Commander Armstrong shook his head in disbelief.

“And, forgive me for being of so little faith, but what are you going to do if your guy can’t find it in Antarctica?”

“I thought you might ask about Plan B,” Frade said. “Did you happen to notice as you passed through downstairs a nice-looking young man with two suitcases? He was probably looking lustfully at my baby sister.”

Both nodded.

“Well, I can understand why,” Ford said.

Frade gave him a withering look and went on: “He’s Second Lieutenant James D. Cronley Junior, Cavalry, USA, detailed to what used to be OSS in Europe. Those suitcases—brought from Germany yesterday—are full of, among other things, dossiers of high-level Nazis we’re looking for. Karl Boltitz—he’s the tall blond one downstairs looking lustfully at my older baby sister—used to be the naval attaché at the German embassy. He just brought from Germany the manifest of U-234, including the names of the Nazis aboard we didn’t have until just now.

“General Martín, who heads BIS, is going to Mendoza with us. He is bringing along his two experts in charge of ‘where are the Nazis hiding?’ Between them and the Gehlen officers who specialized in keeping an eye on the SS, we’re going to see if we can find these guys and, when we do, ask them, more or less politely, ‘Hey, Asshole, where’s the uranium oxide?’”

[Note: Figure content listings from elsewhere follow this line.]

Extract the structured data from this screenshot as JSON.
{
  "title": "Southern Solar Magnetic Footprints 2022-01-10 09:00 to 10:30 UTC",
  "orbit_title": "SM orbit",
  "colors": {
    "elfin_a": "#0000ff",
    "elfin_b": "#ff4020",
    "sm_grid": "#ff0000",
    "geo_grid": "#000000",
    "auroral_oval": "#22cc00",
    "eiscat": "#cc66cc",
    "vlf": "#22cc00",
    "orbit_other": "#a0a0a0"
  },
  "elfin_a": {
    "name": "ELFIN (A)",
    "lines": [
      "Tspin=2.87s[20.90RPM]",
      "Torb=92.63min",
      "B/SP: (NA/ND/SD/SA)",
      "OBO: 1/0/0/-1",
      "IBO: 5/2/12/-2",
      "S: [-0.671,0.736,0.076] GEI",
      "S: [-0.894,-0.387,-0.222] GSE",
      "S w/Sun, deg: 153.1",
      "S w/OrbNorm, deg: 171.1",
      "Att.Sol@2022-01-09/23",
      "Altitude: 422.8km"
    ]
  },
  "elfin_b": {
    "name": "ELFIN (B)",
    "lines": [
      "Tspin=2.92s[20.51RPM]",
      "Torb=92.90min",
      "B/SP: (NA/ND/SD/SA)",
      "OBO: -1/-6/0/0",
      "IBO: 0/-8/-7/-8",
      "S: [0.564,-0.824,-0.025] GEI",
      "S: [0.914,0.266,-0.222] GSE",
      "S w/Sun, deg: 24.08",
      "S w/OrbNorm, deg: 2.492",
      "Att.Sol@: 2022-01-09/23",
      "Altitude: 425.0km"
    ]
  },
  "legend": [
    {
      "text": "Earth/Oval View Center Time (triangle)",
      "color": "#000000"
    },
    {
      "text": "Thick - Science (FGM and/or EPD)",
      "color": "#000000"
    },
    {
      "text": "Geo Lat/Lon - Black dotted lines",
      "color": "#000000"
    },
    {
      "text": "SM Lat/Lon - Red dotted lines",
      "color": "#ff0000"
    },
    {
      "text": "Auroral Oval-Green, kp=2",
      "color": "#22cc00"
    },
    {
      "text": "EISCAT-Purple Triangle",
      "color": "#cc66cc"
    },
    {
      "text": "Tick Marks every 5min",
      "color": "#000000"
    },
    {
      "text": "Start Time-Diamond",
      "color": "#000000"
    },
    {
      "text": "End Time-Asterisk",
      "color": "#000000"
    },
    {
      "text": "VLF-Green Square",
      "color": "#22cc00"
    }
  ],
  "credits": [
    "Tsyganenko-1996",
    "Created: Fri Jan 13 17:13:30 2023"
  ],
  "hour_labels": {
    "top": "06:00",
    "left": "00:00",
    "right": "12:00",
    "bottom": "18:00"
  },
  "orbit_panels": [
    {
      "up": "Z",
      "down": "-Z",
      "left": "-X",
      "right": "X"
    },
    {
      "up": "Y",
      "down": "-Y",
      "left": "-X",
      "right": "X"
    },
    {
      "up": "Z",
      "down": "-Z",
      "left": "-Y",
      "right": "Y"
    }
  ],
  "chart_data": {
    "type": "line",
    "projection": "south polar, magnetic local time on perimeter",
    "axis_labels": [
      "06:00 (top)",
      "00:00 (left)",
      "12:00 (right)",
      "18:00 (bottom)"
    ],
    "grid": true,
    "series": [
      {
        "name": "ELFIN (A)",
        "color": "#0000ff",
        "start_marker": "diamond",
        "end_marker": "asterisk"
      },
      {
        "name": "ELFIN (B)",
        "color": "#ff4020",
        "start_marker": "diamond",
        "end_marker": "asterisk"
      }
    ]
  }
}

“I’m just a simple sailor . . .” Armstrong said.

Clete snorted.

“. . . but I don’t understand the urgency in getting the uranium oxide. It’s not an atom bomb, just the stuff from which they make the stuff that goes into atomic bombs. Right?”

“Did I mention that the Russians are sending—maybe that should be ‘have sent’—a guy down here by the name of Pavel Egorov? He was the NKVD’s man in Mexico City.”

“No, actually you didn’t,” Armstrong said. “But I can understand why an unimportant detail like that might easily slip through the cracks.”

Clete gave him the finger.

“So when do we go to work?” Armstrong asked.